On 30th September, we made a trip to Palqaq, a point on the road from where you access the villages of Chaullacocha and Chupani. With a small baby I didn't feel that we could make the 2 hour hike through the mountains (over a 4300m pass!) to the villages and asked the women to meet us half way. I normally feel that we should travel to the communities, but the women understood the reasoning. So while we left Cusco just after dawn, the women would have started walking at dawn too. We all met in the middle of the mountains for an evaluation and purchase of their most recent weavings.
An evaluation and purchase consists of each item being tagged, photographed, measured and discussed, with each woman being given personalised feedback as to what is good about her weaving, and what might be improved. If the piece meets our increasingly stringent standards, then we purchase it for a fair price.

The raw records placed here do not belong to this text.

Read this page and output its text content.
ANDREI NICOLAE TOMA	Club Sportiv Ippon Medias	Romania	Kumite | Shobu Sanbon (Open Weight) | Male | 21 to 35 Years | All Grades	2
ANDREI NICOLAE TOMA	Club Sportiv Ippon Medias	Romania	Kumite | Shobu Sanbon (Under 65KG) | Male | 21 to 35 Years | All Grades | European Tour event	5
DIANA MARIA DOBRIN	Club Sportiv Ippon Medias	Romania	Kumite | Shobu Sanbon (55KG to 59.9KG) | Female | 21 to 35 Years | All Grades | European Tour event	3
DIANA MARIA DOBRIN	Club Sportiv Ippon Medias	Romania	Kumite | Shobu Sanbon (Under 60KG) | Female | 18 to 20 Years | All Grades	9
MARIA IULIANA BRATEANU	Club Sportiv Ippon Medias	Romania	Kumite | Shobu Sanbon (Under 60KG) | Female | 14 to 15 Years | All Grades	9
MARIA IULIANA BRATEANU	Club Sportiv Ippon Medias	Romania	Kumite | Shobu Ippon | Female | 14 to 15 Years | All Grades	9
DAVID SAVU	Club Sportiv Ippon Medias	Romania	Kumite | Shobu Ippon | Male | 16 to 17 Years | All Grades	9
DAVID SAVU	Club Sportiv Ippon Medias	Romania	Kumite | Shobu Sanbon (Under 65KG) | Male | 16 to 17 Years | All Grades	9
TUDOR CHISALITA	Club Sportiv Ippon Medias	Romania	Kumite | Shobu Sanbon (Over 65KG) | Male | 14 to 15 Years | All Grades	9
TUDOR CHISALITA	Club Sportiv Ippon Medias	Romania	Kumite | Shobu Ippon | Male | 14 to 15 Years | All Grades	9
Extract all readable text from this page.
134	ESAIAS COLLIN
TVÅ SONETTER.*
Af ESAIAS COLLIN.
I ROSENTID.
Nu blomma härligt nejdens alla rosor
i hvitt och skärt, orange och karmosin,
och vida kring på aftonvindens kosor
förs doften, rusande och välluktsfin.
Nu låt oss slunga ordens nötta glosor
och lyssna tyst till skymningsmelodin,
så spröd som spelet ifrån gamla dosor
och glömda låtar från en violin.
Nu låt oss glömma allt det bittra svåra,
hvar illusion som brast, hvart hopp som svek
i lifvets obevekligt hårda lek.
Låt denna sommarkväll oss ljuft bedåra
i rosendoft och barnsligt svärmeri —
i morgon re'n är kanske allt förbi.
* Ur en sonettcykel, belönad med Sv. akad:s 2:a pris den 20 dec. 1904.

Secretary of the Chaullacocha Weaver´s association, Demecia Sinchi, takes attendance.
Juana from Chaullacocha shows her weaving, tagged with its ID number.
Eugenia's lamb stole the day for me... including its trip down in car to Ollaytambo to be sold. Eugenia's pasadizo (also in picture) was also a particularly nice one.
In order to save on transport costs we also took enough food for a month's lunchs for the children of the schools and PRONOEIs of Chupani and Chaullacocha. The food supplement program is thanks to the generous donations of Reach Out Children's Foundation.
Food bagged up and ready to be carried to the villages.